Carrying a Heavy Backpack

“Come to me, all you that are weary and are carrying heavy burdens, and I will give you rest. For my yoke is easy and my burden is light.” ~ Matthew 11: 28 and 30.

Last week I walked around fifty-three miles on the Colorado Trail from Molas Pass to Kennebec Pass. The trip was breathtaking, refreshing, and exhausting. There is so much to process after spending four days and three nights in solitude out in the wilderness.

It is twenty-two miles from Straight Creek to Taylor Lake. The guidebook warns, “Make sure you load up with plenty of water at Straight Creek. This is your last reliable water source until Taylor Lake nearly twenty-two miles away.” I did not want to repeat my mishap in Canyonlands and wander for miles in a dehydrated, fuzzy state. I also did not want the embarrassment of telling people that I ran out of water again. I was prepared this time. I topped out a 32-ounce water bottle, a 50-ounce water bottle, and a 1.5-liter water bladder. I figured I had around 8 ½ to 9 pounds of water.

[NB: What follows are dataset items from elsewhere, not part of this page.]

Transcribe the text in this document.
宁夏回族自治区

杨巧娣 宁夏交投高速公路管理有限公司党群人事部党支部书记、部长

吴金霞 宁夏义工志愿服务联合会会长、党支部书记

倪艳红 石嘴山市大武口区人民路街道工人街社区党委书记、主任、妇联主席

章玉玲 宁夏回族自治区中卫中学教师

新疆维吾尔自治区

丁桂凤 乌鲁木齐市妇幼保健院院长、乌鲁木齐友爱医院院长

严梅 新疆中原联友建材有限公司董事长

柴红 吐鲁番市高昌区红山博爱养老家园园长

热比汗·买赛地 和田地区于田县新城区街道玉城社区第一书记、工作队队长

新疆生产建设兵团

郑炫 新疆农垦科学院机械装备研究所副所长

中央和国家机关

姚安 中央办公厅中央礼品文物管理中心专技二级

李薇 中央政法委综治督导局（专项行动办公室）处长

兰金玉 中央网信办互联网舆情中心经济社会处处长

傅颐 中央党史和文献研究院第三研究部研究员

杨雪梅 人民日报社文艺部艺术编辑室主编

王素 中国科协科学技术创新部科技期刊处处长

I put on my new Osprey pack and my knees buckled under the weight. My pack was heavy to start with, now with the added water it felt like I was carrying a giant boulder and I was Sisyphus. I took off downhill from the creek, but the weight was unbearable. “How am I going to carry this load up and down passes over the next twenty-two miles when I can barely carry it down this hill?” I thought. I could not go without water though, so I trudged on.

What do we do when the weight of life is crushing us? What do we do when expectations, jobs, families, and other responsibilities weigh us down and we struggle to carry on?

Life is hard, and yet Jesus says, “My yoke is easy, and my burden is light” (Matthew 11:30). Richard Rohr says, “Enlightened, conscious, or liberated people invariably describe the spiritual experience of God as resting, peace, delight, or even ecstatic.” The forty plus pound pack laying on my back was not delightful or peaceful.  I was stuck in the wilderness with a pack too heavy to carry with miles and miles to go before I could find rest. To put it mildly, “I was in a pickle.”

Barbara Brown Taylor writes, “We are loaded down, not only by our jobs and our families, and all our other responsibilities but by something that keeps telling us we must do more, be better, try harder, prove ourselves worthy or we will never earn God’s love. It is the most tiring work in the world, and it is never done.” We tend to carry more and more to prove our goodness, our worth, or our love. Sometimes, maybe quite often, we are not particularly good at saying no.

So, we carry heavier and heavier loads and life becomes a burden. “We somehow get the idea that God expects more of us than other people and that we cannot let God down,” writes Taylor. Onward we march, and like Sisyphus we can never get over the hill. We take on more and more and we are driven to weariness and despair.

What should we do?

Sometimes even our religion can become a burden. As Taylor writes, “We labor under the illusion that our yokes are single ones, that we have to go it alone…we have to load ourselves down with heavy requirements—good deeds, pure thoughts, blameless lives, perfect obedience, all those rules we make and break and make and break.” Life is one big mountain to climb, and we never get to the top. Frustration and fatigue mounts. Rohr says, “If God cannot be rested in, God must not be much of a God.” Where do we find rest and peace?

Imagine Jesus standing in front of us with half of a shared yoke across his shoulder and the other half wide open, waiting for us. All we must do is “step into it and become part of a team,” says Taylor. Christ invites us to walk with him; we carry the joys and the struggles of life together which makes our burdens lighter. William Barclay says, “Love and hope make even the heaviest burdens lighter.”

What do we need help carrying? What do we need to let go of? Do we walk in love with Christ?

My pack was a blessing which became a heavy burden. The Lord’s Prayer popped into my head. “Give us this day our daily bread.” I had enough water to make it to Taylor Lake, but I had enough food to make it to Albuquerque. I stopped, took out my very heavy food sack, and removed several bags (many pounds) of trail mix which I had not touched and would not need. I moved well off the trail and scattered the trail mix in a meadow.

My pack was still heavy but manageable.

May our souls rest in the sweetness and the softness of our Creator.
May we step into Christ’s yoke and walk together in peace and patience.